He seems surprised that I’ve been so direct. His mouth opens, then closes.
Aunt Janet casts him a worried look.
“You don’t have a good reason, do you? It was just to exclude us.”
His lips thin. “You seem to not want to be part of the Lamberti family anymore.”
“What? That’s ridiculous. Why would you say that?”
“If you were part of the family, you’d let us keep the wineries together. We’d all work for Belmonte.”
I stare at him, then shake my head. “I wouldn’t be working for Belmonte, though. You wouldn’t hire me as a winemaker. Would you?”
“We have a winemaker. Vittorio is doing very well.”
“Exactly.” Old hurt and resentment rises up inside me on top of my already irked state, a pressure building in my chest. “I’d be working as a cellar rat forever if we kept the wineries together and I stayed here.”
He says nothing.
“That’s not what I want,” I tell him, the words coming out in a rush. “And that’s not what Nonna wanted. And you know that.”
His face tightens.
“You can’t believe I’ve been nominated for such a prestigious award, can you?” I demand. “You’ve never taken me seriously. You brushed off my ideas, and my attempts to create wines. You never bothered to see if I had any talent.” I raise my chin and hold his gaze. “Well, news flash. I do have talent. My boss in Argentina believed in me. I have opportunities there that I would never have here at Belmonte.”
“Or at Caparelli,” he points out.
My ire flares even hotter. “Why not Caparelli? Just because we’re basically starting over, doesn’t mean we can’t be successful with it. You keep making that mistake. And it’s really pissing me off.”
His chin jerks down and his forehead turns frowny.
“Bianca,” Aunt Janet says, clearly ill at ease.
I look at my aunt. She’s a nice lady, but she’ll always support her husband. “Well, thanks for a lovely evening,” I say crisply. “Even though you didn’t invite me.”
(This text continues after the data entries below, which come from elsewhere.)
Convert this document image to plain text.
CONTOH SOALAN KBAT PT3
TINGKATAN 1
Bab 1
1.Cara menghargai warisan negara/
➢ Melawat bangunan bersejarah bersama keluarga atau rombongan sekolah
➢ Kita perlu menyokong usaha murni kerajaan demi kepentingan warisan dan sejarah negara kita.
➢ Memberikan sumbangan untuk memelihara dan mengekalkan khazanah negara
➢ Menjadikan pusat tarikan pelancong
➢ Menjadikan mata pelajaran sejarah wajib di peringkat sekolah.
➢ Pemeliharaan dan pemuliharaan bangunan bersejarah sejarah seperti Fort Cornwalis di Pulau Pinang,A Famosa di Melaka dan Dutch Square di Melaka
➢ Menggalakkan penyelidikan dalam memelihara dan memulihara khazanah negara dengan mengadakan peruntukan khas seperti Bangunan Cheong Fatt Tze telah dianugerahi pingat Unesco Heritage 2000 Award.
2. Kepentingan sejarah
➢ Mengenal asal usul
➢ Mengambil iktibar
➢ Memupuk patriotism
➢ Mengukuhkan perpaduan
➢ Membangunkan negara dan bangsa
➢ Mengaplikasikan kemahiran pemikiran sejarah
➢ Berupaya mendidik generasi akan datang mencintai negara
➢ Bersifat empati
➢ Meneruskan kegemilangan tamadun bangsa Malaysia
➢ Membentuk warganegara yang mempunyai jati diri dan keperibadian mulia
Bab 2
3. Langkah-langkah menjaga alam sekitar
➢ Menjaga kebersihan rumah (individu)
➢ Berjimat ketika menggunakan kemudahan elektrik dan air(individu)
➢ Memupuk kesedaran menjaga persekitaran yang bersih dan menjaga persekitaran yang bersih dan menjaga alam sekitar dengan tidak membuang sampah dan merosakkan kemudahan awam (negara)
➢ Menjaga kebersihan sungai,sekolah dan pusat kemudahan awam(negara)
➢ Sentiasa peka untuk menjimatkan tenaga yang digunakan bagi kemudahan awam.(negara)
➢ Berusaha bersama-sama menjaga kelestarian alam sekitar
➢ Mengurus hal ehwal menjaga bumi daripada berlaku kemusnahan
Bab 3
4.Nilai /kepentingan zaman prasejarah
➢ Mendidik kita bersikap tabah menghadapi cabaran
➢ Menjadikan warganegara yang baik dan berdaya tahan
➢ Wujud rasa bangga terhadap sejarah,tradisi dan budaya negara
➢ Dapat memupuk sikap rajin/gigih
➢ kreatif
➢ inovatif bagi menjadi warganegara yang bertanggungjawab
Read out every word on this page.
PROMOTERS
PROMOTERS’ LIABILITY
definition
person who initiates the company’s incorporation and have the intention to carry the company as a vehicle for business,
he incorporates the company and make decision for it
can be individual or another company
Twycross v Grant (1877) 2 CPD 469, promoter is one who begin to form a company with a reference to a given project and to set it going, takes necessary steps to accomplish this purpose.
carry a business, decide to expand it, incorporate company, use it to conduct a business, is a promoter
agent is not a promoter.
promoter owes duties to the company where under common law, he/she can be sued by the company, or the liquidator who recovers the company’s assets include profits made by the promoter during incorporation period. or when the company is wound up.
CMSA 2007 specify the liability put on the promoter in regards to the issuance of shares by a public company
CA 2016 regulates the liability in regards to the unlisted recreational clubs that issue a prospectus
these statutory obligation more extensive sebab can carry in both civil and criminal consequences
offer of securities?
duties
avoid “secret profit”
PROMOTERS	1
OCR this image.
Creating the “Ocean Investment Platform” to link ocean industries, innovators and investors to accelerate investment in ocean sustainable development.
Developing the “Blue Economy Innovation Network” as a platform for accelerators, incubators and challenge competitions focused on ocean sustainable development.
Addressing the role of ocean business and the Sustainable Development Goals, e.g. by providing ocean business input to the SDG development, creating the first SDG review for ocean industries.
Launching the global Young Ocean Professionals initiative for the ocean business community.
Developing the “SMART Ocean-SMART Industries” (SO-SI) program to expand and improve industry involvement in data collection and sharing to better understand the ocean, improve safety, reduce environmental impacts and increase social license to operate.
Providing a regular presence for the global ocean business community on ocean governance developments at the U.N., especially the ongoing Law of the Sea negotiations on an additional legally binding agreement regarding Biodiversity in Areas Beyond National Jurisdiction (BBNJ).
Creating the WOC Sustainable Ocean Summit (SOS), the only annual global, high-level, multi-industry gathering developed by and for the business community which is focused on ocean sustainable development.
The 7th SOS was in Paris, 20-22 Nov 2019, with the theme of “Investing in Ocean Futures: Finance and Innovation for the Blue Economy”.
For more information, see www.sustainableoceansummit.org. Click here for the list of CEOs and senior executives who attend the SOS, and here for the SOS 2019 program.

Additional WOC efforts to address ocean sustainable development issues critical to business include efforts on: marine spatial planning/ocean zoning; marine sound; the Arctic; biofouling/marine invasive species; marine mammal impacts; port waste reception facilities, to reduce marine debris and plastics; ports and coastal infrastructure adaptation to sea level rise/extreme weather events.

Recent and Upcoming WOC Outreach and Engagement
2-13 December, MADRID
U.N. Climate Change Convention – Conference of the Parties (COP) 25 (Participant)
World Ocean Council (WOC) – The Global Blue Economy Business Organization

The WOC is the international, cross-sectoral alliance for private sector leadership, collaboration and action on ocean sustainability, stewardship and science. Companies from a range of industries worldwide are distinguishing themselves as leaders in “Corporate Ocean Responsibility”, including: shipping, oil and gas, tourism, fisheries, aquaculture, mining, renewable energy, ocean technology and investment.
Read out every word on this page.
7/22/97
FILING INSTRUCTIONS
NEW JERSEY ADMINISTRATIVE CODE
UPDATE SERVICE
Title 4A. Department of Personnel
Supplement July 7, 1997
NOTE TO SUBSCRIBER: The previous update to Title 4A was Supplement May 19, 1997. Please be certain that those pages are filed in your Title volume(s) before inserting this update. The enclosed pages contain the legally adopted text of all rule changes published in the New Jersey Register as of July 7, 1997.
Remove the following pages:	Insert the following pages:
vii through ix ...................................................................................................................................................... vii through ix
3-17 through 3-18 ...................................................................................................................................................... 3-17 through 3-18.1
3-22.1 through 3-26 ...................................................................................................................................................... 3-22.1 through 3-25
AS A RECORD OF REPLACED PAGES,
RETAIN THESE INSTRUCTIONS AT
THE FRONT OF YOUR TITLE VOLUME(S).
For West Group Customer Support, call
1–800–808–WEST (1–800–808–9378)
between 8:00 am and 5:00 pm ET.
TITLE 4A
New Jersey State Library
And I turn back to Jansen.
He frowns as I storm up to him. “Uh oh.”
My cousins have moved away to talk to other guests, so it’s just him and me.
“Yeah,” I snap. “Uh oh. Let’s go.”
“Okay.” He takes my hand and we start walking toward the driveway. “What happened?”
I shake off his touch. “I lost my shit.”
“Oh.”
“He pisses me off! Argh. I tried to be calm and unemotional and ask what was going on with leaving us out of this party, but he insulted us again, and…” I sigh. “I think I made things worse.”
We walk toward his truck in silence, other than the sound of our steps on the road and crickets in the grass.
Once in the truck, buckled up, I ask, “Why didn’t you tell me your wife cheated on you?”
There’s a beat, and then he says, “Because it doesn’t matter.”
“I think something like that matters.”